A Ira Humana e a Ira Divina
“Melhor é o longânimo do que o valente, e o que governa o seu
espírito do que o que toma uma cidade”. (Provérbios 16:32)
A IRA HUMANA gera conflito, vingança e violência. O coração natural
reflete uma atitude individualista, uma tendência de seguir os “próprios
caminhos”; de satisfação própria, de auto-proteção, de
auto-adoração e de autopromoção. “A ira humana sente ódio,
despeito e amargura. É egoísta e auto-destrutiva, e a vingança
retribui na mesma moeda ou pior”. Esta foi justamente a origem do
pecado – a busca dos próprios interesses. No íntimo, queremos
sempre ser o maior e ou o melhor. A competição toma seu lugar e o “espírito
de rivalidade diminui o coração, produzindo caracteres opostos
àquilo que realmente queremos”. Na busca dos próprios interesses, o
egoísmo aflora, a ira toma seu lugar no coração gerando violência
que pode se manifestar por palavras ou atitudes.
Vivemos num mundo em que o stress está em alta temperatura, chegando a
atingir crianças e animais. Esse stress deixa-nos irritados e de mau
humor. Neste momento, basta uma pequena ofensa, ou algo que deu errado
para a ira atingir o ápice; o palavreado é baixo e muitas outras
coisas podem ocorrer.
Bem, e o que se pode fazer para mudar esse temperamento? Só existe uma
maneira: “Que Cristo Jesus seja o seu exemplo quanto a atitude a
tomar na hora da ira. Pois Ele, que sempre foi Deus por natureza, não
se apegou às suas prerrogativas como igual a Deus, mas desnudou-se de
todo o privilégio, consentindo em ser um escravo por natureza e
nascendo como homem mortal. E, tendo-se tornado homem, Ele se humilhou,
vivendo em obediência absoluta, a ponto de morrer, e a morte que Ele
morreu foi a de um criminoso comum”. (Filipenses 2:5 a 8 –
Phillips) Ele disse: “Aprendei de mim que sou manso e humilde de
coração...” (Mateus 11:29). Você pode perguntar: Existe a ira
justa? Sim, existe. “Há uma indignação justificável quando vemos
que Deus é desonrado e exposto ao descrédito; quando vemos o inocente
opresso, uma justa indignação agita a alma. Tal ira nascida da
sensibilidade moral, não é pecado”.
A IRA DE DEUS é muito diferente da ira humana. É uma ira contra o
pecado e não contra o homem. Para entender a ira divina, precisamos
entender melhor a Deus. Sua natureza é amor; uma mistura de justiça
com misericórdia, verdade e graça. Esse é um atributo essencialmente
divino. Ninguém no Universo possui tal capacidade. Jesus veio a este
mundo revelar o Pai em seu verdadeiro caráter, para remover as falsas
concepções que os homens mantém até hoje sobre o caráter divino.
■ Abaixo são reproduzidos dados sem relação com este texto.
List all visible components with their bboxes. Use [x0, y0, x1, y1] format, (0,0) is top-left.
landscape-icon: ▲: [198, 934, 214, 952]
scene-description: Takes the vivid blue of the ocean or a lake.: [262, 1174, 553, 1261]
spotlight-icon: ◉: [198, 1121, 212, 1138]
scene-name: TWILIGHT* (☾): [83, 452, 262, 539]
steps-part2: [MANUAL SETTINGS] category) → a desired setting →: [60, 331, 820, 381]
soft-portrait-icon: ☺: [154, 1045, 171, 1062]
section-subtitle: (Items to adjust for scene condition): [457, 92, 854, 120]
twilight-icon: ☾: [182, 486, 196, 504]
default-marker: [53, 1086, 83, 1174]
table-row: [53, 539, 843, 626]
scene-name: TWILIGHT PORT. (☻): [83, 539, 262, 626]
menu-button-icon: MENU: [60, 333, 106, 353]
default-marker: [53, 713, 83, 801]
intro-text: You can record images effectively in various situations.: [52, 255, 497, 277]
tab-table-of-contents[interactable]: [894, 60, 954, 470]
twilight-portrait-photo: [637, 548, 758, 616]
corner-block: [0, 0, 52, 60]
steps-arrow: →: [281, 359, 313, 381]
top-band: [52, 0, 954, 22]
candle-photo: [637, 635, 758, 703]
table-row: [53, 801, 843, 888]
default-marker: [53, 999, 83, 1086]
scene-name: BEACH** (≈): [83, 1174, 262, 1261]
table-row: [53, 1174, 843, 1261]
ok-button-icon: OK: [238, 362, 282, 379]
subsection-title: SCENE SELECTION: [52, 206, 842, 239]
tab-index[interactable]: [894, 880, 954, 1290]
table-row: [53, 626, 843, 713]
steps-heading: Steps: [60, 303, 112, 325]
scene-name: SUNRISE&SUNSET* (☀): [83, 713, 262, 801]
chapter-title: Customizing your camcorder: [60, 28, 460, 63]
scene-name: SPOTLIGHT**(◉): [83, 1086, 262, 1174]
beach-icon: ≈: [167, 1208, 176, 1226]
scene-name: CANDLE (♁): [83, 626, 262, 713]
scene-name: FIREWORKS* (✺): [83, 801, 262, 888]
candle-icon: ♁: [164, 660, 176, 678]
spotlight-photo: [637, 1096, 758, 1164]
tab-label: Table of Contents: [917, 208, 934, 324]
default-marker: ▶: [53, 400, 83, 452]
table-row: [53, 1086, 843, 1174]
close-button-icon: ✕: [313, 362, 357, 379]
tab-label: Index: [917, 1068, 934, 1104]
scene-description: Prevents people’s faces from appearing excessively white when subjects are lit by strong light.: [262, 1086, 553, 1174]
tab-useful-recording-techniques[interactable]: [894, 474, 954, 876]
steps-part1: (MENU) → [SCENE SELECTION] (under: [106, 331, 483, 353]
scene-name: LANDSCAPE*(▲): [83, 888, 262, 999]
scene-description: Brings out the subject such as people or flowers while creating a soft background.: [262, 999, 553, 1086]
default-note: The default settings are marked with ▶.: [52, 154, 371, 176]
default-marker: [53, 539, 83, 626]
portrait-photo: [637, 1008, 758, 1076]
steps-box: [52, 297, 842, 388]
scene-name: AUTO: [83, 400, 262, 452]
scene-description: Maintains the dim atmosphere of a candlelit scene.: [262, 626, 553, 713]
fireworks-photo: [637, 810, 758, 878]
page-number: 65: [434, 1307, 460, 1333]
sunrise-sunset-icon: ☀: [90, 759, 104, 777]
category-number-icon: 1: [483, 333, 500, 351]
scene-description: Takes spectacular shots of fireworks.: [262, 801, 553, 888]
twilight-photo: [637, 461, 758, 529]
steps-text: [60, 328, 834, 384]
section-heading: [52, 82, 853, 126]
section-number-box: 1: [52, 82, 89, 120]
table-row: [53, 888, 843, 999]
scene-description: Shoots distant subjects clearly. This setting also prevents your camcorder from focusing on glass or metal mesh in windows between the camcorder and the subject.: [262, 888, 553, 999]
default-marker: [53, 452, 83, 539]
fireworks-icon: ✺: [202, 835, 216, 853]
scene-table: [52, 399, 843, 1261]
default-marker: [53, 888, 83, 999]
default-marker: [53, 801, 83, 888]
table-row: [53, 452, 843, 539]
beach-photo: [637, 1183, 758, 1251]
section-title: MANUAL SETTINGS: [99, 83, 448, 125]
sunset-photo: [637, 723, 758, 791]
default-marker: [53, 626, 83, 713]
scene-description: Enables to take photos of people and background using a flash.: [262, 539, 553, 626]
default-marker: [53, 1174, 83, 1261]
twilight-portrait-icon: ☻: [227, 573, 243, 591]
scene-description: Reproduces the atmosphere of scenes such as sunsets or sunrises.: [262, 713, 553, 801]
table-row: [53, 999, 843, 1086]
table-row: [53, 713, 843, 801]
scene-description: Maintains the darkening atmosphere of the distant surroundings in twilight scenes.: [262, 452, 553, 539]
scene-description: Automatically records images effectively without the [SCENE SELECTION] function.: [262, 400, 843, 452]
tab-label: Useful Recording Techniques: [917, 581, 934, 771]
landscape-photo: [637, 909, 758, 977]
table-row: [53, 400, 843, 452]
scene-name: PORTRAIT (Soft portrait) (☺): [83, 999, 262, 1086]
Deus ama o pecador, e faz tudo para que ele reconheça seus erros e
clame por perdão. E a Sua mão está estendida ao homem o tempo todo.
Mas aqueles que rejeitam a Deus e o Seu perdão, tem desejo de
permanecer em terreno inimigo. Pisar em terreno inimigo já é
perigoso, permanecer nele é mais perigoso ainda. Aqueles que
escolherem permanecer no pecado, não tem prazer nas coisas de Deus.
Essas pessoas nunca poderão encontrar felicidade em um mundo de
justiça que Deus tem preparado para aqueles que o amam. Os que
rejeitam a misericórdia de Deus, ceifarão aquilo que semearam. Assim,
Deus lhes condenará o fruto de sua própria “plantação”. Trarão
sobre si mesmos a ira divina contra o pecado que tanto acariciaram.
Deus não tem prazer em condenar a quem quer que seja (ver Ezequiel
33:11).
Haverá um julgamento final onde Deus destruirá o mal que não se
levantará pela segunda vez. Nessa destruição do mal, a ira de Deus
será derramada sem mistura de misericórdia. Assim é que o pecado
será erradicado da Terra juntamente com o autor do pecado, bem como
também todos aqueles que amaram mais o pecado do que a Deus. Esse
julgamento final é chamado de “o estranho ato de Deus”.
Deus tem procurado reconciliar a humanidade pecadora consigo mesmo
misturando misericórdia com justiça, concedendo graça e tempo
suficiente para o arrependimento e uma decisão inteligente e
consciente. Portanto, ninguém terá como justificar-se dizendo que
não teve oportunidade. A oportunidade existe agora, mas chegará o dia
em que o cálice da paciência de Deus transbordará, e a porta da
graça será fechada sem aviso prévio. Mas você não precisa beber do
cálice da ira de Deus. A oportunidade para reconciliação com Ele
ainda existe e o momento é agora. Não deixe de faze-lo.